The ruling sparked significant backlash from Congress and states, which previously took the lead in regulating logging roads when NPDES permits weren't required. Under EPA's "silvicultural rule" amended in 1980, most silviculture activities were not required to obtain NPDES permits, which are typically required for point sources such as industrial discharge pipes.
But the San Francisco-based 9th Circuit was sympathetic to NEDC's arguments that stormwater runoff that is channeled into nearby streams is not "natural" and therefore poses a threat to aquatic ecosystems.
The case became more complicated days before justices heard arguments in December, when EPA swiftly finalized a rule that formally exempted logging roads from the NPDES program.
In his written opinion, Kennedy stressed that EPA's rule deserves deference from the court. "It is well established that an agency's interpretation need not be the only possible reading of a regulation -- or even the best one to prevail."

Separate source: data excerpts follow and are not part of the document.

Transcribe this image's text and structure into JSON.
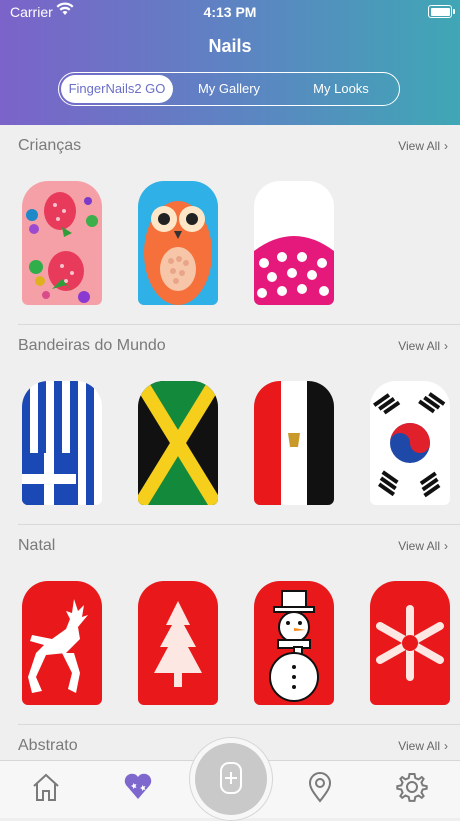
{
  "status_bar": {
    "carrier": "Carrier",
    "time": "4:13 PM"
  },
  "header": {
    "title": "Nails"
  },
  "segments": [
    {
      "label": "FingerNails2 GO",
      "active": true
    },
    {
      "label": "My Gallery",
      "active": false
    },
    {
      "label": "My Looks",
      "active": false
    }
  ],
  "sections": [
    {
      "title": "Crianças",
      "view_all": "View All",
      "nails": [
        "strawberry-nail",
        "owl-nail",
        "polka-dot-nail"
      ]
    },
    {
      "title": "Bandeiras do Mundo",
      "view_all": "View All",
      "nails": [
        "greece-flag-nail",
        "jamaica-flag-nail",
        "egypt-flag-nail",
        "korea-flag-nail"
      ]
    },
    {
      "title": "Natal",
      "view_all": "View All",
      "nails": [
        "reindeer-nail",
        "tree-nail",
        "snowman-nail",
        "snowflake-nail"
      ]
    },
    {
      "title": "Abstrato",
      "view_all": "View All",
      "nails": []
    }
  ],
  "colors": {
    "header_start": "#7b63c9",
    "header_end": "#3fa7b5",
    "accent": "#6a6fc7",
    "nail_red": "#e8181b"
  },
  "tabbar": {
    "items": [
      "home-icon",
      "hearts-icon",
      "add-nail-icon",
      "location-pin-icon",
      "gear-icon"
    ]
  }
}
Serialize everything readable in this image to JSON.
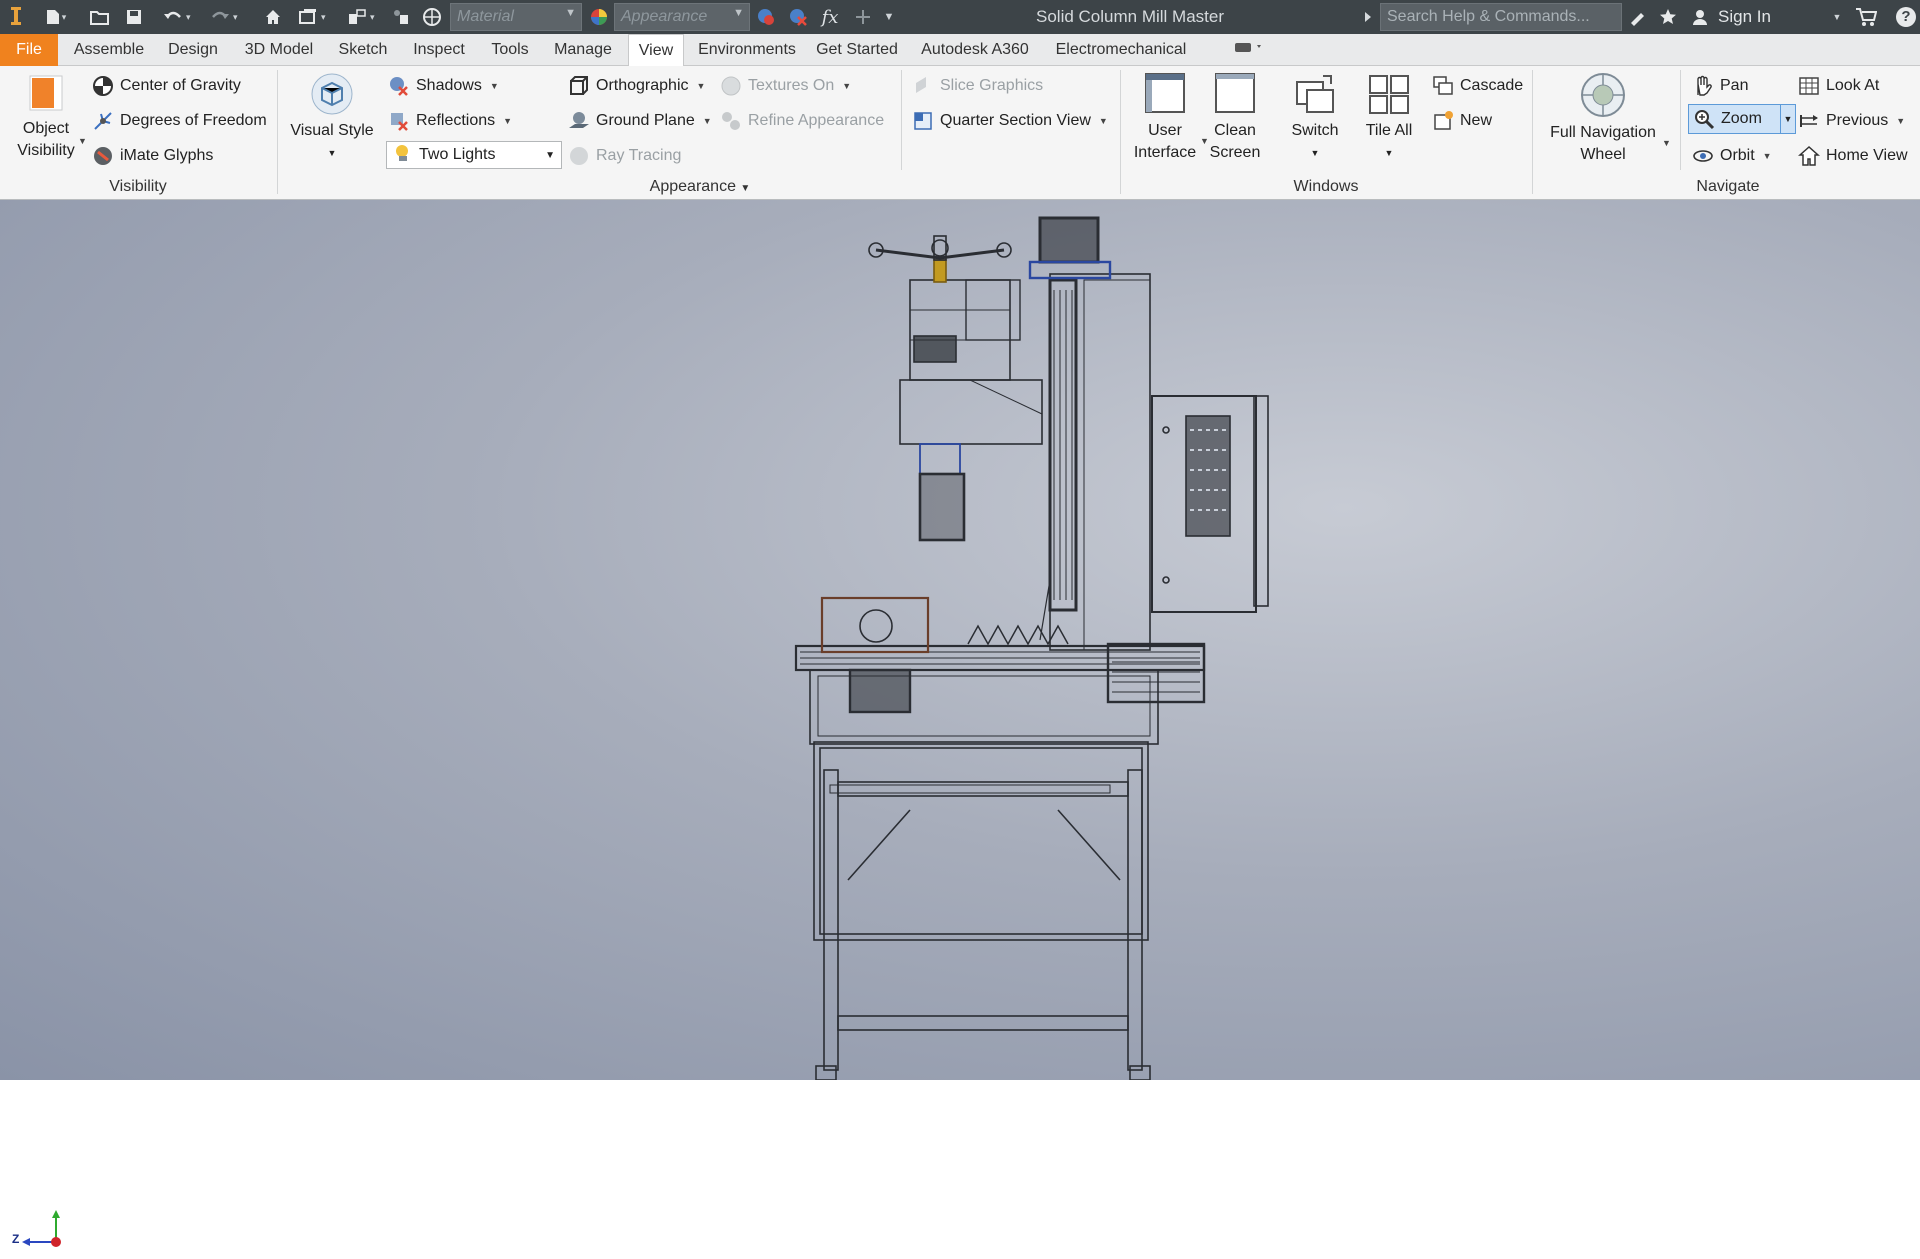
{
  "titlebar": {
    "material_placeholder": "Material",
    "appearance_placeholder": "Appearance",
    "fx_label": "fx",
    "title": "Solid Column Mill Master",
    "search_placeholder": "Search Help & Commands...",
    "sign_in": "Sign In",
    "help_label": "?"
  },
  "tabs": [
    "File",
    "Assemble",
    "Design",
    "3D Model",
    "Sketch",
    "Inspect",
    "Tools",
    "Manage",
    "View",
    "Environments",
    "Get Started",
    "Autodesk A360",
    "Electromechanical"
  ],
  "active_tab": "View",
  "ribbon": {
    "visibility": {
      "object_visibility_1": "Object",
      "object_visibility_2": "Visibility",
      "center_of_gravity": "Center of Gravity",
      "degrees_of_freedom": "Degrees of Freedom",
      "imate_glyphs": "iMate Glyphs",
      "panel_label": "Visibility"
    },
    "appearance": {
      "visual_style": "Visual Style",
      "shadows": "Shadows",
      "reflections": "Reflections",
      "lighting_value": "Two Lights",
      "orthographic": "Orthographic",
      "ground_plane": "Ground Plane",
      "ray_tracing": "Ray Tracing",
      "textures_on": "Textures On",
      "refine_appearance": "Refine Appearance",
      "slice_graphics": "Slice Graphics",
      "quarter_section_view": "Quarter Section View",
      "panel_label": "Appearance"
    },
    "windows": {
      "user_interface_1": "User",
      "user_interface_2": "Interface",
      "clean_screen_1": "Clean",
      "clean_screen_2": "Screen",
      "switch": "Switch",
      "tile_all": "Tile All",
      "cascade": "Cascade",
      "new": "New",
      "panel_label": "Windows"
    },
    "navigate": {
      "full_nav_wheel_1": "Full Navigation",
      "full_nav_wheel_2": "Wheel",
      "pan": "Pan",
      "zoom": "Zoom",
      "orbit": "Orbit",
      "look_at": "Look At",
      "previous": "Previous",
      "home_view": "Home View",
      "panel_label": "Navigate"
    }
  },
  "viewport": {
    "axis_z_label": "Z"
  },
  "colors": {
    "title_bg": "#3d4448",
    "file_tab": "#f0821e",
    "ribbon_bg": "#f5f5f5",
    "zoom_active": "#cfe3f7",
    "viewport_light": "#c7cbd4",
    "viewport_dark": "#8a93a7"
  }
}
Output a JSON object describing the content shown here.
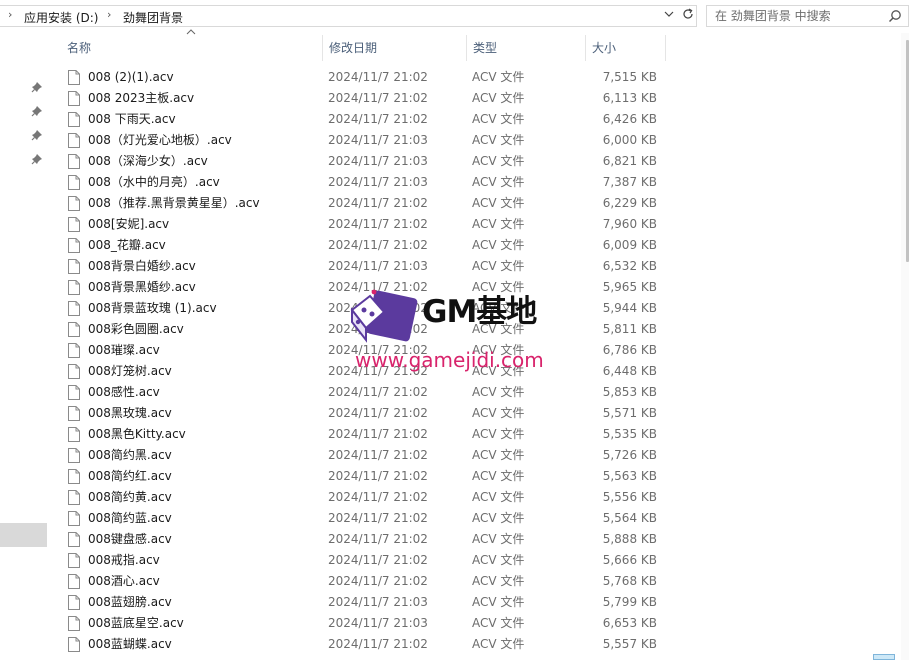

Kennedy added that EPA's definition of "industrial" activities subject to NPDES permits leaves "open the rational interpretation that the regulation extends only to traditional industrial buildings such as factories and associated sites, as well as other relatively fixed facilities."
The justices also held that a citizens group may, however, challenge such a regulation in court.
Justice Antonin Scalia dissented, arguing that the court is giving EPA too much deference, particularly since the agency revised the rule in the days leading up to the case's arguments to make it clearer.
The court gives "effect to a reading of EPA's regulations that is not the most natural one, simply because EPA says that it believes the unnatural reading is right," Scalia wrote. "It does this, moreover, even though the agency has vividly illustrated that it can write a rule saying precisely what it means -- by doing just that while these cases were being briefed."
"Enough is enough," he added.
Justice Stephen Breyer recused himself from the case because his brother, U.S. District Judge Charles Breyer of the Northern District of California, was a member of the appeals court panel.
Industry groups welcomed the ruling.
"The Supreme Court did the right thing by reversing the 9th Circuit on forest roads," Dave Tenny, president of the National Alliance of Forest Owners, said in a statement. "The court's decision validates EPA's longstanding policy that rainwater runoff from forest roads is best addressed through state-adopted best management practices."
NEDC has also filed a challenge to the new EPA rule in the 9th Circuit in case the Supreme Court ruled against it (Greenwire, Jan. 8). It is unclear how today's ruling will affect that case.
Because of that ongoing litigation, Tenny called on Congress to clarify the program.
"We are clearly not out of the woods on litigation," he said. "Congress must give clear direction that the 9th Circuit may not legislate from the bench."